Complications of ICDs Complications occurred in 28% of the patients, including inappropriate shocks in 20% of the cases [17]. Early complications (the first months) included pneumothorax, pericardial effusions, re-intervention for a lead displacement, venous thrombosis, and hematomas. Late complications (more than 1 month after the implantation) consisted of lead failures requiring an extraction and re-implantation, pocket and/or lead infections, pericardial effusions, pocket revisions for deeper implantations of a superficial lead, device failures, and severe psychological difficulties (Table 2).
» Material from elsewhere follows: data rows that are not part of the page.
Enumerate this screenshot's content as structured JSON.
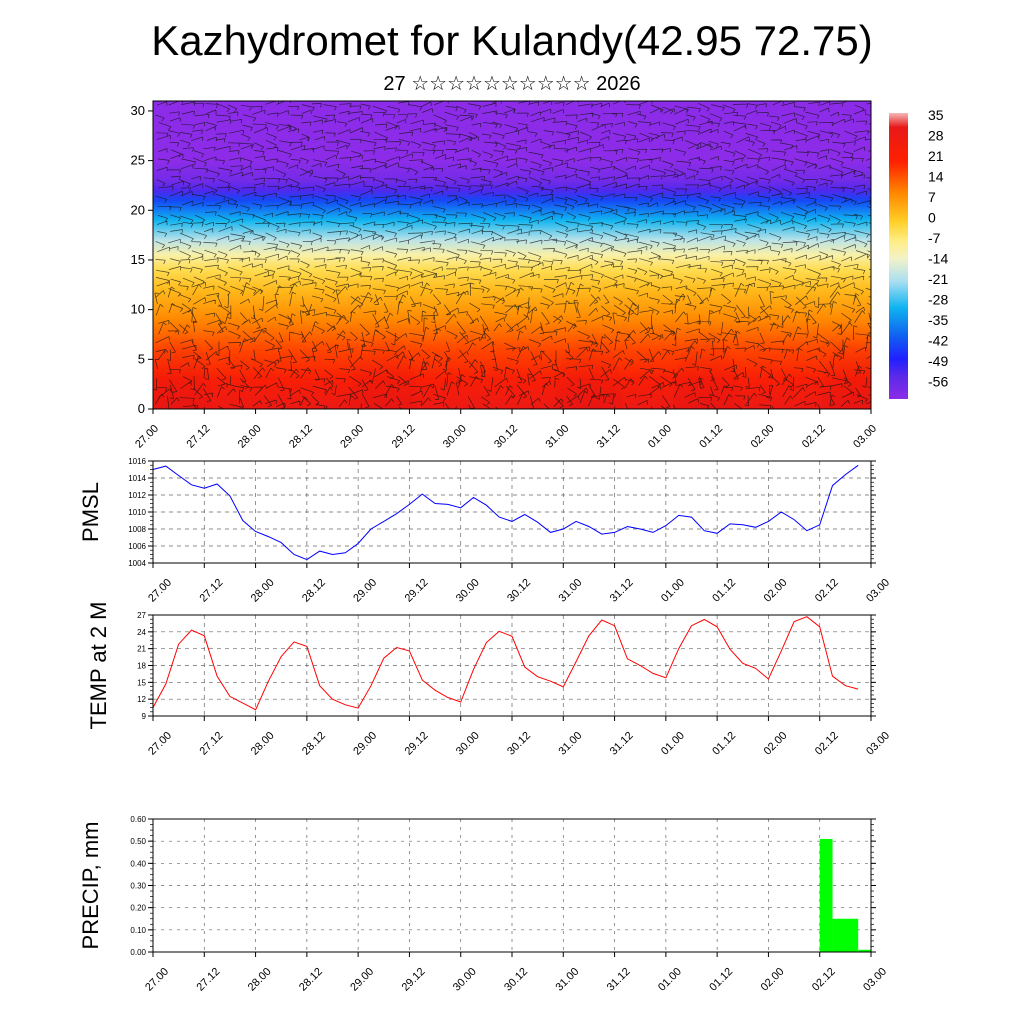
{
  "header": {
    "title": "Kazhydromet for Kulandy(42.95 72.75)",
    "subtitle": "27 ☆☆☆☆☆☆☆☆☆☆ 2026"
  },
  "time_labels": [
    "27.00",
    "27.12",
    "28.00",
    "28.12",
    "29.00",
    "29.12",
    "30.00",
    "30.12",
    "31.00",
    "31.12",
    "01.00",
    "01.12",
    "02.00",
    "02.12",
    "03.00"
  ],
  "chart_data": [
    {
      "type": "heatmap",
      "title": "",
      "ylim": [
        0,
        31
      ],
      "yticks": [
        0,
        5,
        10,
        15,
        20,
        25,
        30
      ],
      "colorbar": {
        "labels": [
          "35",
          "28",
          "21",
          "14",
          "7",
          "0",
          "-7",
          "-14",
          "-21",
          "-28",
          "-35",
          "-42",
          "-49",
          "-56"
        ],
        "stops": [
          {
            "value": 38,
            "color": "#f4b8b8"
          },
          {
            "value": 33,
            "color": "#e81818"
          },
          {
            "value": 21,
            "color": "#ff2000"
          },
          {
            "value": 10,
            "color": "#ff8800"
          },
          {
            "value": 0,
            "color": "#ffd028"
          },
          {
            "value": -7,
            "color": "#ffee88"
          },
          {
            "value": -13,
            "color": "#f2f2c8"
          },
          {
            "value": -21,
            "color": "#a8def2"
          },
          {
            "value": -30,
            "color": "#10b4f0"
          },
          {
            "value": -40,
            "color": "#1060f0"
          },
          {
            "value": -48,
            "color": "#2020ff"
          },
          {
            "value": -54,
            "color": "#5a2ae8"
          },
          {
            "value": -62,
            "color": "#8c2ce8"
          }
        ]
      },
      "temperature_profile": [
        {
          "level": 0,
          "value": 31
        },
        {
          "level": 3,
          "value": 24
        },
        {
          "level": 6,
          "value": 17
        },
        {
          "level": 9,
          "value": 10
        },
        {
          "level": 12,
          "value": 3
        },
        {
          "level": 14,
          "value": -3
        },
        {
          "level": 15.5,
          "value": -10
        },
        {
          "level": 17,
          "value": -19
        },
        {
          "level": 19,
          "value": -30
        },
        {
          "level": 21,
          "value": -43
        },
        {
          "level": 22,
          "value": -53
        },
        {
          "level": 23,
          "value": -58
        },
        {
          "level": 25,
          "value": -63
        },
        {
          "level": 31,
          "value": -65
        }
      ],
      "warm_pulses": [
        0.5,
        4.5,
        8.5,
        10.8,
        13.7
      ],
      "wind_barbs": "dense black wind barbs over entire field"
    },
    {
      "type": "line",
      "ylabel": "PMSL",
      "ylim": [
        1004,
        1016
      ],
      "yticks": [
        "1004",
        "1006",
        "1008",
        "1010",
        "1012",
        "1014",
        "1016"
      ],
      "series": [
        {
          "color": "#0000ff",
          "x": [
            0,
            0.25,
            0.5,
            0.75,
            1,
            1.25,
            1.5,
            1.75,
            2,
            2.25,
            2.5,
            2.75,
            3,
            3.25,
            3.5,
            3.75,
            4,
            4.25,
            4.5,
            4.75,
            5,
            5.25,
            5.5,
            5.75,
            6,
            6.25,
            6.5,
            6.75,
            7,
            7.25,
            7.5,
            7.75,
            8,
            8.25,
            8.5,
            8.75,
            9,
            9.25,
            9.5,
            9.75,
            10,
            10.25,
            10.5,
            10.75,
            11,
            11.25,
            11.5,
            11.75,
            12,
            12.25,
            12.5,
            12.75,
            13,
            13.25,
            13.5,
            13.75
          ],
          "values": [
            1015.0,
            1015.4,
            1014.3,
            1013.2,
            1012.8,
            1013.3,
            1011.9,
            1009.0,
            1007.7,
            1007.1,
            1006.4,
            1005.0,
            1004.4,
            1005.4,
            1005.0,
            1005.2,
            1006.3,
            1008.0,
            1008.9,
            1009.8,
            1010.9,
            1012.1,
            1011.0,
            1010.9,
            1010.5,
            1011.7,
            1010.8,
            1009.4,
            1008.9,
            1009.7,
            1008.8,
            1007.6,
            1008.0,
            1008.9,
            1008.3,
            1007.4,
            1007.6,
            1008.3,
            1008.0,
            1007.6,
            1008.4,
            1009.6,
            1009.4,
            1007.8,
            1007.5,
            1008.6,
            1008.5,
            1008.2,
            1008.9,
            1010.0,
            1009.1,
            1007.8,
            1008.5,
            1013.1,
            1014.4,
            1015.5
          ]
        }
      ]
    },
    {
      "type": "line",
      "ylabel": "TEMP at 2 M",
      "ylim": [
        9,
        27
      ],
      "yticks": [
        "9",
        "12",
        "15",
        "18",
        "21",
        "24",
        "27"
      ],
      "series": [
        {
          "color": "#ff0000",
          "x": [
            0,
            0.25,
            0.5,
            0.75,
            1,
            1.25,
            1.5,
            1.75,
            2,
            2.25,
            2.5,
            2.75,
            3,
            3.25,
            3.5,
            3.75,
            4,
            4.25,
            4.5,
            4.75,
            5,
            5.25,
            5.5,
            5.75,
            6,
            6.25,
            6.5,
            6.75,
            7,
            7.25,
            7.5,
            7.75,
            8,
            8.25,
            8.5,
            8.75,
            9,
            9.25,
            9.5,
            9.75,
            10,
            10.25,
            10.5,
            10.75,
            11,
            11.25,
            11.5,
            11.75,
            12,
            12.25,
            12.5,
            12.75,
            13,
            13.25,
            13.5,
            13.75
          ],
          "values": [
            10.5,
            14.7,
            21.8,
            24.3,
            23.3,
            16.1,
            12.5,
            11.3,
            10.1,
            15.2,
            19.6,
            22.2,
            21.4,
            14.4,
            12.0,
            11.0,
            10.4,
            14.4,
            19.3,
            21.2,
            20.6,
            15.4,
            13.6,
            12.3,
            11.5,
            17.3,
            22.1,
            24.1,
            23.2,
            17.7,
            16.0,
            15.2,
            14.2,
            18.7,
            23.3,
            26.1,
            25.1,
            19.2,
            18.0,
            16.6,
            15.8,
            21.0,
            25.1,
            26.2,
            24.9,
            20.9,
            18.4,
            17.5,
            15.6,
            20.6,
            25.8,
            26.7,
            24.9,
            16.1,
            14.4,
            13.8
          ]
        }
      ]
    },
    {
      "type": "bar",
      "ylabel": "PRECIP, mm",
      "ylim": [
        0,
        0.6
      ],
      "yticks": [
        "0.00",
        "0.10",
        "0.20",
        "0.30",
        "0.40",
        "0.50",
        "0.60"
      ],
      "bars": [
        {
          "x0": 13.0,
          "x1": 13.25,
          "value": 0.51,
          "color": "#00ff00"
        },
        {
          "x0": 13.25,
          "x1": 13.75,
          "value": 0.15,
          "color": "#00ff00"
        },
        {
          "x0": 13.75,
          "x1": 14.0,
          "value": 0.01,
          "color": "#00ff00"
        }
      ]
    }
  ]
}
Complications also included inappropriate shocks (4±3 shocks/patient) occurring in 20% of the patients during a period of 21±20 months after the ICD implantation. The reasons for the inappropriate shocks were lead dysfunction, T-wave oversensing, sinus tachycardia, and supraventricular arrhythmias. Patients with shocks due to T-wave oversensing were more likely to have low R-wave amplitude at the implantation. Factors predictive of inappropriate shocks were a history of supraventricular tachycardia (p<0.02), T-wave oversensing (p<0.001), and a low R-wave amplitude (p<0.007). Further, patients with inappropriate shocks tended to be younger [17]. Among the complications of ICDs for primary prevention, [19] inappropriate shocks were noted in 47 asymptomatic Brugada syndrome patients; eight patients with sinus tachycardia; six patients with new-onset atrial arrhythmias; and 5 patients with noise oversensing during a median follow-up period of 47.5 months. In a multivariable Cox-regression analysis, new-onset atrial fibrillation and age less than 50 years were independent predictors of a significantly short inappropriate-shock-free survival (p=0.04 and p=0.036, respectively). In the young and otherwise healthy population of Brugada syndrome patients, the inappropriate shock rate is high [17,19]. However, recent advances in electrophysiological technology have led to the development of an algorithm and/or signal processing tools for successfully reducing the incidence of inappropriate and unnecessary shocks [20,21].